Victory in Iraq is still possible at an acceptable level of effort. We must adopt a new approach to the war and implement it quickly and decisively.
Bush was briefed on this report last week, and Barnes says it's the one that gets the nod, that will form the foundation of Bush's new approach to the war, scheduled to be announced in a couple weeks. Says Barnes:
Retired General Jack Keane, the former vice chief of staff of the Army, gave him a thumbnail sketch of it during a meeting of five outside experts at the White House. The president's reaction, according to a senior adviser, was "very positive."
You can read the report, Choosing Victory: A Plan for Success in Iraq here, at the American Enterprise Institute Web site. It's pretty simple:
  1. We must change our focus from training Iraqi soldiers to securing the Iraqi population and containing the rising violence. Securing the population has never been the primary mission of the U.S. military effort in Iraq, and now it must become the first priority.

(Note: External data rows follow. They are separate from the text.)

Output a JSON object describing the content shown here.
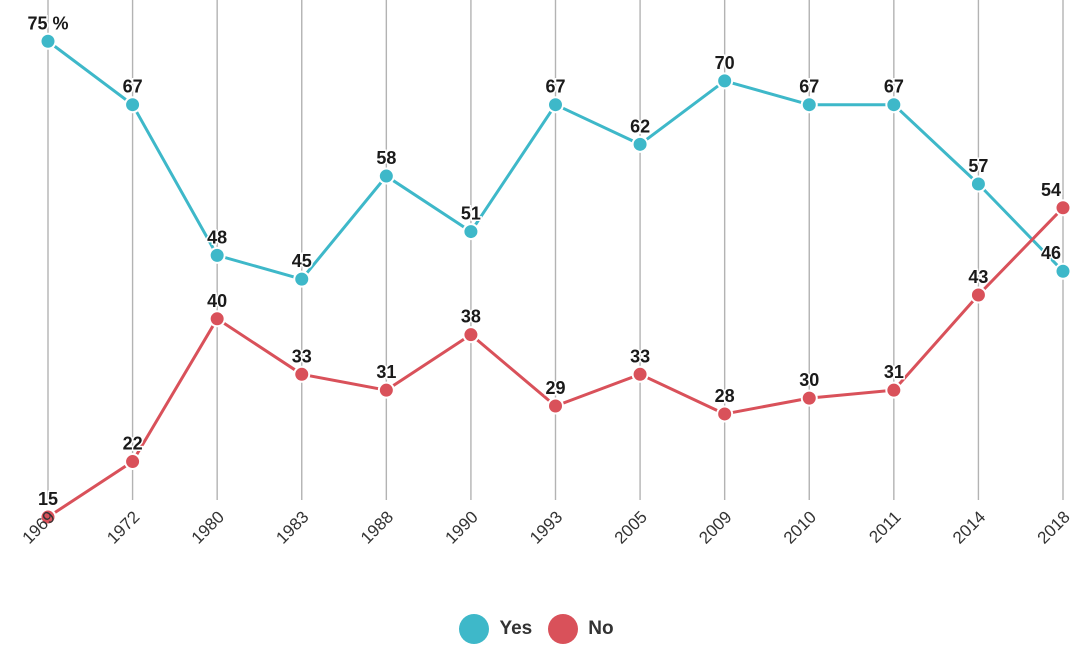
{
  "chart_data": {
    "type": "line",
    "title": "",
    "xlabel": "",
    "ylabel": "",
    "x": [
      "1969",
      "1972",
      "1980",
      "1983",
      "1988",
      "1990",
      "1993",
      "2005",
      "2009",
      "2010",
      "2011",
      "2014",
      "2018"
    ],
    "ylim": [
      0,
      80
    ],
    "grid": "vertical",
    "legend_position": "bottom-center",
    "first_label_suffix": " %",
    "series": [
      {
        "name": "Yes",
        "color": "#3eb8c9",
        "values": [
          75,
          67,
          48,
          45,
          58,
          51,
          67,
          62,
          70,
          67,
          67,
          57,
          46
        ]
      },
      {
        "name": "No",
        "color": "#d9515a",
        "values": [
          15,
          22,
          40,
          33,
          31,
          38,
          29,
          33,
          28,
          30,
          31,
          43,
          54
        ]
      }
    ]
  }
}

  2. We must send more American combat forces into Iraq and especially into Baghdad to support this operation. A surge of seven Army brigades and Marine regiments to support clear-and-hold operations starting in the Spring of 2007 is necessary, possible, and will be sufficient.
  3. These forces, partnered with Iraqi units, will clear critical Sunni and mixed Sunni-Shi’a neighborhoods, primarily on the west side of the city.
  4. After the neighborhoods have been cleared, U.S. soldiers and marines, again partnered with Iraqis, will remain behind to maintain security.
  5. As security is established, reconstruction aid will help to reestablish normal life and, working through Iraqi officials, will strengthen Iraqi local government.
Should this be the plan Bush goes with, one particulalry nice element is that it's a firm "back at ya" to the Saudis, who recently threatened us to back the Iraqi Sunnis or else. (here and here)

It also would ensure a fight to the finish on Capitol Hill, since more soldiers and more money for equipment aren't exactly Jack Murtha's top two priorities and he's now the King of Appropriations.

I like it more than any of the other plans, but don't expect to see it adopted as is. There are other good ideas, like Josh Manchester's "Go Native" approach, which offers up both a good plan for stopping the insurgency, and a better approach to phase two, training and turning it over.